Una luz cálida se derramaba por la cocina, trayendo consigo el rico y reconfortante aroma de comida recién preparada.
En el momento en que sus ojos se posaron en Silas, de pie con un delantal ligeramente cubierto de harina y manchas de salsa, una sonrisa floreció en su rostro antes de que siquiera se diera cuenta.
Luego su mirada bajó, hacia el delantal, hacia la encimera, hacia la inmensa cantidad de comida expuesta ante ella, y el deleite estalló abiertamente en sus ojos.
Sin dudarlo, corrió hacia él y le rodeó la cintura con los brazos.
—Realmente eres el mejor —murmuró, con voz brillante y cálida, su mejilla presionada contra él.
Sus ojos brillaban mientras contemplaba nuevamente la cantidad. «Esto es… tanto».
Un pensamiento vertiginoso cruzó su mente. «Si como con cuidado, esto podría durarme un año entero».
La idea por sí sola hizo que su corazón palpitara de alegría.
Pero las siguientes palabras de Silas la dejaron congelada en su lugar.

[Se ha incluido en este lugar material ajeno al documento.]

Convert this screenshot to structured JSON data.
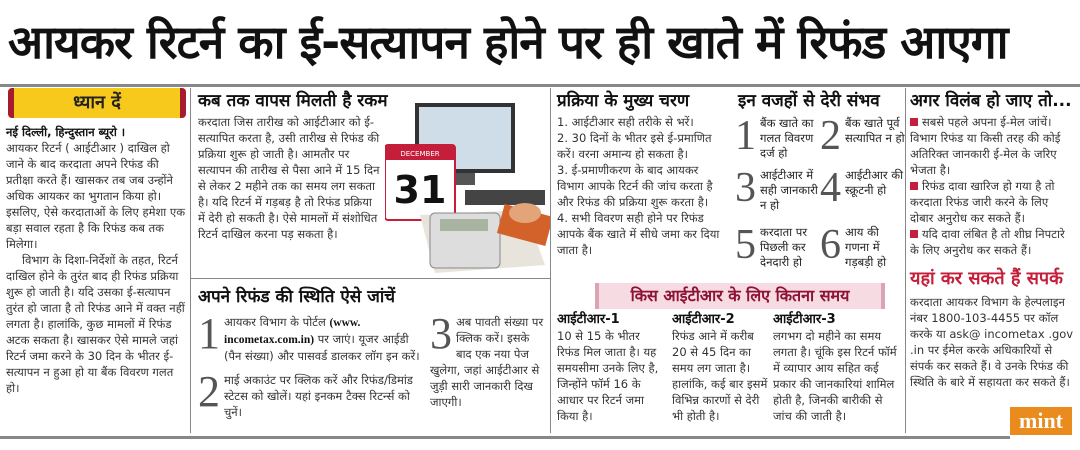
{
  "headline": "आयकर रिटर्न का ई-सत्यापन होने पर ही खाते में रिफंड आएगा",
  "attention": {
    "title": "ध्यान दें",
    "byline": "नई दिल्ली, हिन्दुस्तान ब्यूरो ।",
    "p1": "आयकर रिटर्न ( आईटीआर ) दाखिल हो जाने के बाद करदाता अपने रिफंड की प्रतीक्षा करते हैं। खासकर तब जब उन्होंने अधिक आयकर का भुगतान किया हो। इसलिए, ऐसे करदाताओं के लिए हमेशा एक बड़ा सवाल रहता है कि रिफंड कब तक मिलेगा।",
    "p2": "विभाग के दिशा-निर्देशों के तहत, रिटर्न दाखिल होने के तुरंत बाद ही रिफंड प्रक्रिया शुरू हो जाती है। यदि उसका ई-सत्यापन तुरंत हो जाता है तो रिफंड आने में वक्त नहीं लगता है। हालांकि, कुछ मामलों में रिफंड अटक सकता है। खासकर ऐसे मामले जहां रिटर्न जमा करने के 30 दिन के भीतर ई-सत्यापन न हुआ हो या बैंक विवरण गलत हो।"
  },
  "when": {
    "title": "कब तक वापस मिलती है रकम",
    "text": "करदाता जिस तारीख को आईटीआर को ई-सत्यापित करता है, उसी तारीख से रिफंड की प्रक्रिया शुरू हो जाती है। आमतौर पर सत्यापन की तारीख से पैसा आने में 15 दिन से लेकर 2 महीने तक का समय लग सकता है। यदि रिटर्न में गड़बड़ है तो रिफंड प्रक्रिया में देरी हो सकती है। ऐसे मामलों में संशोधित रिटर्न दाखिल करना पड़ सकता है।",
    "calendar_day": "31",
    "calendar_month": "DECEMBER"
  },
  "check": {
    "title": "अपने रिफंड की स्थिति ऐसे जांचें",
    "steps": [
      {
        "n": "1",
        "pre": "आयकर विभाग के पोर्टल ",
        "link": "(www. incometax.com.in)",
        "post": " पर जाएं। यूजर आईडी (पैन संख्या) और पासवर्ड डालकर लॉग इन करें।"
      },
      {
        "n": "2",
        "text": "माई अकाउंट पर क्लिक करें और रिफंड/डिमांड स्टेटस को खोलें। यहां इनकम टैक्स रिटर्न्स को चुनें।"
      },
      {
        "n": "3",
        "text": "अब पावती संख्या पर क्लिक करें। इसके बाद एक नया पेज खुलेगा, जहां आईटीआर से जुड़ी सारी जानकारी दिख जाएगी।"
      }
    ]
  },
  "process": {
    "title": "प्रक्रिया के मुख्य चरण",
    "steps": [
      "1. आईटीआर सही तरीके से भरें।",
      "2. 30 दिनों के भीतर इसे ई-प्रमाणित करें। वरना अमान्य हो सकता है।",
      "3. ई-प्रमाणीकरण के बाद आयकर विभाग आपके रिटर्न की जांच करता है और रिफंड की प्रक्रिया शुरू करता है।",
      "4. सभी विवरण सही होने पर रिफंड आपके बैंक खाते में सीधे जमा कर दिया जाता है।"
    ]
  },
  "delays": {
    "title": "इन वजहों से देरी संभव",
    "items": [
      {
        "n": "1",
        "text": "बैंक खाते का गलत विवरण दर्ज हो"
      },
      {
        "n": "2",
        "text": "बैंक खाते पूर्व सत्यापित न हो"
      },
      {
        "n": "3",
        "text": "आईटीआर में सही जानकारी न हो"
      },
      {
        "n": "4",
        "text": "आईटीआर की स्क्रूटनी हो"
      },
      {
        "n": "5",
        "text": "करदाता पर पिछली कर देनदारी हो"
      },
      {
        "n": "6",
        "text": "आय की गणना में गड़बड़ी हो"
      }
    ]
  },
  "itr": {
    "title": "किस आईटीआर के लिए कितना समय",
    "items": [
      {
        "name": "आईटीआर-1",
        "text": "10 से 15 के भीतर रिफंड मिल जाता है। यह समयसीमा उनके लिए है, जिन्होंने फॉर्म 16 के आधार पर रिटर्न जमा किया है।"
      },
      {
        "name": "आईटीआर-2",
        "text": "रिफंड आने में करीब 20 से 45 दिन का समय लग जाता है। हालांकि, कई बार इसमें विभिन्न कारणों से देरी भी होती है।"
      },
      {
        "name": "आईटीआर-3",
        "text": "लगभग दो महीने का समय लगता है। चूंकि इस रिटर्न फॉर्म में व्यापार आय सहित कई प्रकार की जानकारियां शामिल होती है, जिनकी बारीकी से जांच की जाती है।"
      }
    ]
  },
  "ifdelay": {
    "title": "अगर विलंब हो जाए तो...",
    "items": [
      "सबसे पहले अपना ई-मेल जांचें। विभाग रिफंड या किसी तरह की कोई अतिरिक्त जानकारी ई-मेल के जरिए भेजता है।",
      "रिफंड दावा खारिज हो गया है तो करदाता रिफंड जारी करने के लिए दोबार अनुरोध कर सकते हैं।",
      "यदि दावा लंबित है तो शीघ्र निपटारे के लिए अनुरोध कर सकते हैं।"
    ]
  },
  "contact": {
    "title": "यहां कर सकते हैं सपर्क",
    "text": "करदाता आयकर विभाग के हेल्पलाइन नंबर 1800-103-4455 पर कॉल करके या ask@ incometax .gov .in पर ईमेल करके अधिकारियों से संपर्क कर सकते हैं। वे उनके रिफंड की स्थिति के बारे में सहायता कर सकते हैं।"
  },
  "logo": "mint",
  "colors": {
    "accent_red": "#c41e3a",
    "attention_yellow": "#f7c91c",
    "itr_pink": "#f6dbe3",
    "mint_orange": "#e98c1d"
  }
}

Sonrió suavemente, su tono casual pero firme.
—A partir de ahora, cocinaré para ti todos los días. Así podrás guardar tanto como quieras, así que no te prives más de comida.
Ivy parpadeó, atónita. Por un momento, solo lo miró fijamente, su mente luchando por comprender. Luego sacudió ligeramente la cabeza, con la confusión escrita por todo su rostro.

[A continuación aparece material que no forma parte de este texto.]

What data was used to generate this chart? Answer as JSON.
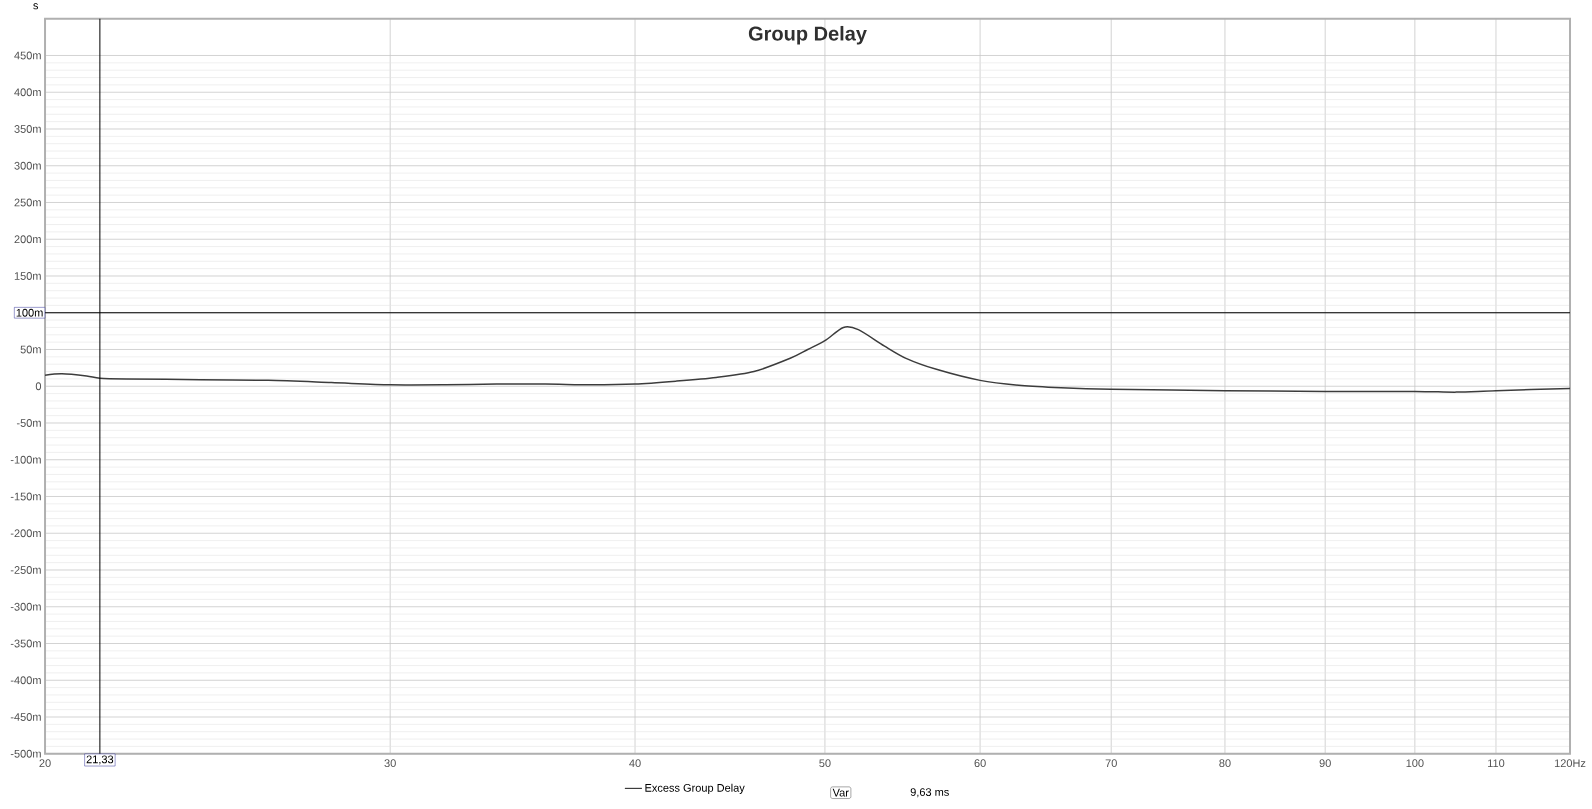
{
  "chart_data": {
    "type": "line",
    "title": "Group Delay",
    "ylabel": "s",
    "log": "x",
    "grid": true,
    "legend": "bottom",
    "xlim": [
      20,
      120
    ],
    "ylim": [
      -500,
      500
    ],
    "xticks": [
      20,
      30,
      40,
      50,
      60,
      70,
      80,
      90,
      100,
      110,
      {
        "value": 120,
        "label": "120Hz"
      }
    ],
    "yticks": [
      {
        "value": -500,
        "label": "-500m"
      },
      {
        "value": -450,
        "label": "-450m"
      },
      {
        "value": -400,
        "label": "-400m"
      },
      {
        "value": -350,
        "label": "-350m"
      },
      {
        "value": -300,
        "label": "-300m"
      },
      {
        "value": -250,
        "label": "-250m"
      },
      {
        "value": -200,
        "label": "-200m"
      },
      {
        "value": -150,
        "label": "-150m"
      },
      {
        "value": -100,
        "label": "-100m"
      },
      {
        "value": -50,
        "label": "-50m"
      },
      0,
      {
        "value": 50,
        "label": "50m"
      },
      {
        "value": 100,
        "label": null
      },
      {
        "value": 150,
        "label": "150m"
      },
      {
        "value": 200,
        "label": "200m"
      },
      {
        "value": 250,
        "label": "250m"
      },
      {
        "value": 300,
        "label": "300m"
      },
      {
        "value": 350,
        "label": "350m"
      },
      {
        "value": 400,
        "label": "400m"
      },
      {
        "value": 450,
        "label": "450m"
      }
    ],
    "x": [
      20,
      20.4,
      21,
      21.33,
      22,
      24,
      26,
      28,
      30,
      32,
      34,
      36,
      38,
      40,
      42,
      44,
      46,
      48,
      49,
      50,
      51.1,
      52,
      53.6,
      55,
      57,
      60,
      63,
      66,
      70,
      80,
      90,
      100,
      105,
      110,
      120
    ],
    "series": [
      {
        "name": "Excess Group Delay",
        "color": "#3c3c3c",
        "values": [
          15,
          17,
          14,
          11,
          10,
          9,
          8,
          5,
          2,
          2,
          3,
          3,
          2,
          3,
          7,
          12,
          20,
          38,
          50,
          62,
          80,
          77,
          55,
          38,
          23,
          8,
          1,
          -2,
          -4,
          -6,
          -7,
          -7,
          -8,
          -6,
          -3
        ]
      }
    ],
    "ref_lines": [
      {
        "axis": "y",
        "value": 100,
        "label": "100m",
        "color": "#000000"
      },
      {
        "axis": "x",
        "value": 21.33,
        "label": "21,33",
        "color": "#000000"
      }
    ],
    "annotations": [
      "Var",
      "9,63 ms"
    ]
  }
}
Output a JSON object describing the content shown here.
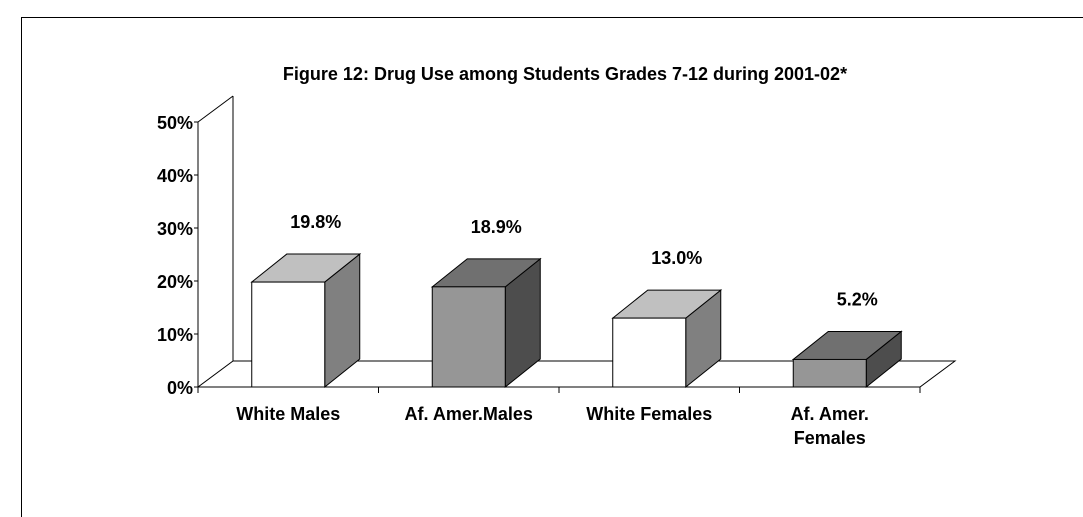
{
  "chart_data": {
    "type": "bar",
    "title": "Figure 12: Drug Use among Students Grades 7-12 during 2001-02*",
    "xlabel": "",
    "ylabel": "",
    "ylim": [
      0,
      50
    ],
    "yticks": [
      "0%",
      "10%",
      "20%",
      "30%",
      "40%",
      "50%"
    ],
    "categories": [
      [
        "White Males"
      ],
      [
        "Af. Amer.Males"
      ],
      [
        "White Females"
      ],
      [
        "Af. Amer.",
        "Females"
      ]
    ],
    "values": [
      19.8,
      18.9,
      13.0,
      5.2
    ],
    "data_labels": [
      "19.8%",
      "18.9%",
      "13.0%",
      "5.2%"
    ],
    "grid": false,
    "three_d": true,
    "bar_styles": [
      {
        "front": "#ffffff",
        "top": "#c0c0c0",
        "side": "#808080"
      },
      {
        "front": "#969696",
        "top": "#707070",
        "side": "#4d4d4d"
      },
      {
        "front": "#ffffff",
        "top": "#c0c0c0",
        "side": "#808080"
      },
      {
        "front": "#969696",
        "top": "#707070",
        "side": "#4d4d4d"
      }
    ]
  }
}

—No me privo de comida —insistió suavemente.
La sonrisa de Silas se desvaneció. Se alejó un poco, con las manos aún apoyadas en sus brazos, y la miró con una seriedad que le hizo contener la respiración.
—Te vi esta tarde —dijo con calma—. Solo comiste la mitad de lo que sacaste, aunque esa porción ya era pequeña. Luego la guardaste.
Ivy se tensó.
Él continuó, sin apartar nunca los ojos de los suyos.

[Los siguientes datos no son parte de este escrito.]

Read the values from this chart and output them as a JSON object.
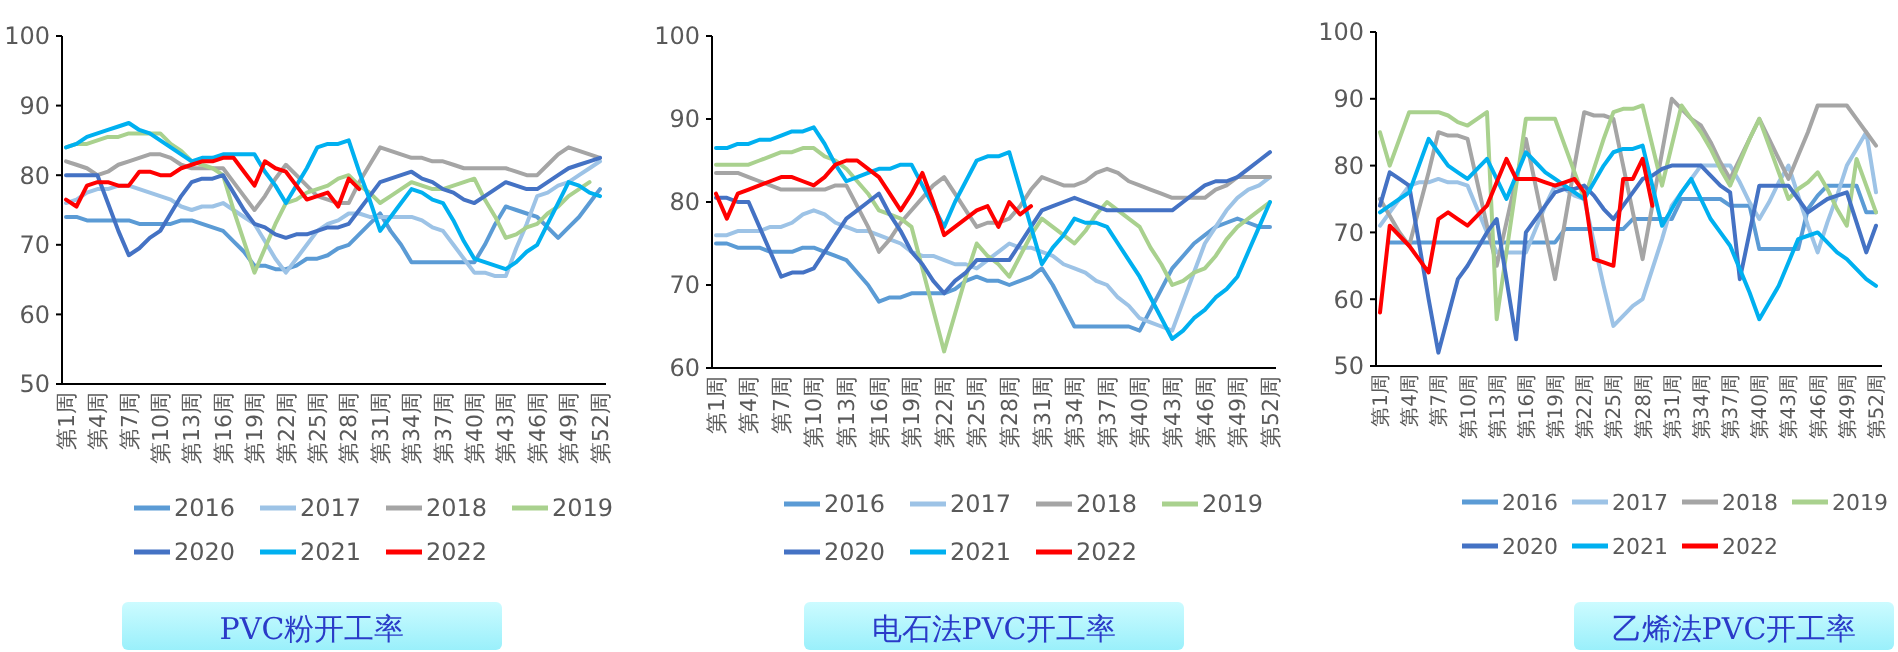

—Y después de eso, comiste la comida de la familia Nightbane. La comiste lentamente, a regañadientes, como si te estuvieras forzando.
Sus labios se entreabrieron sorprendidos. Lo miró fijamente, con la voz apenas por encima de un susurro.
—Eso… ¿eso realmente pasó?
Silas asintió sin dudar.
Ivy cerró los labios y bajó la mirada, sus dedos arrugando la tela de su delantal.
—Tal vez lo hice inconscientemente —murmuró.
Era una mentira. Lo supo en el momento en que las palabras salieron de su boca. Amaba la comida de Silas.
La amaba tanto que no se atrevía a terminarla, temerosa de que una vez que se acabara, no habría más.
La había estado guardando deliberadamente, bocado a bocado. Y ahora que Silas lo había señalado tan claramente, ya no podía negar la verdad.
Sus hombros cayeron. Enterró su cara contra su pecho, su voz amortiguada.
—Entonces… tendrás que hacer mucha comida.
Silas dejó escapar una suave risa, sus brazos estrechándose alrededor de ella.
—Estoy preparado para eso.
Ivy lo abrazó con fuerza, su corazón hinchándose.
«¿Por cuánto tiempo realmente podrá mantener esto?», se preguntó en silencio. «No es como si fuera a estar libre todos los días».
Realmente subestimaba lo profundamente que Silas se preocupaba por ella.
Por ahora, él no dijo nada más. Simplemente la abrazó y habló suavemente cerca de su oído.
—Entonces mi amor, ¿cómo estuvo tu día?
Al oír eso, Ivy se rió. Abrió la boca para responder… solo para que su estómago emitiera un inconfundible gruñido.
Silas se rió, un sonido bajo y cálido.
—Creo que deberíamos continuar esta conversación después de la cena.
Ivy asintió rápidamente, con las orejas enrojecidas.
Comieron juntos poco después, y esta vez, Ivy no se contuvo.
Saber que habría más mañana, y el día después de ese, aflojó algo dentro de ella.
Comió apropiadamente, sus movimientos relajados, su expresión pacífica. Viéndola así, Silas finalmente soltó un suspiro que no se había dado cuenta que estaba conteniendo.
Después de la cena, Ivy insistió en limpiar los platos.
—Puedo hacerlo —protestó.
Silas la ignoró por completo y se hizo cargo sin decir una palabra más.
Una vez que todo estaba hecho, extendió la mano, tomó la de ella y la llevó hacia el dormitorio. Ivy tropezó ligeramente, sobresaltada.
—¿Qué pasa?
Silas no respondió. Simplemente caminó hasta la puerta.
La puerta se cerró con un clic, e Ivy contuvo la respiración.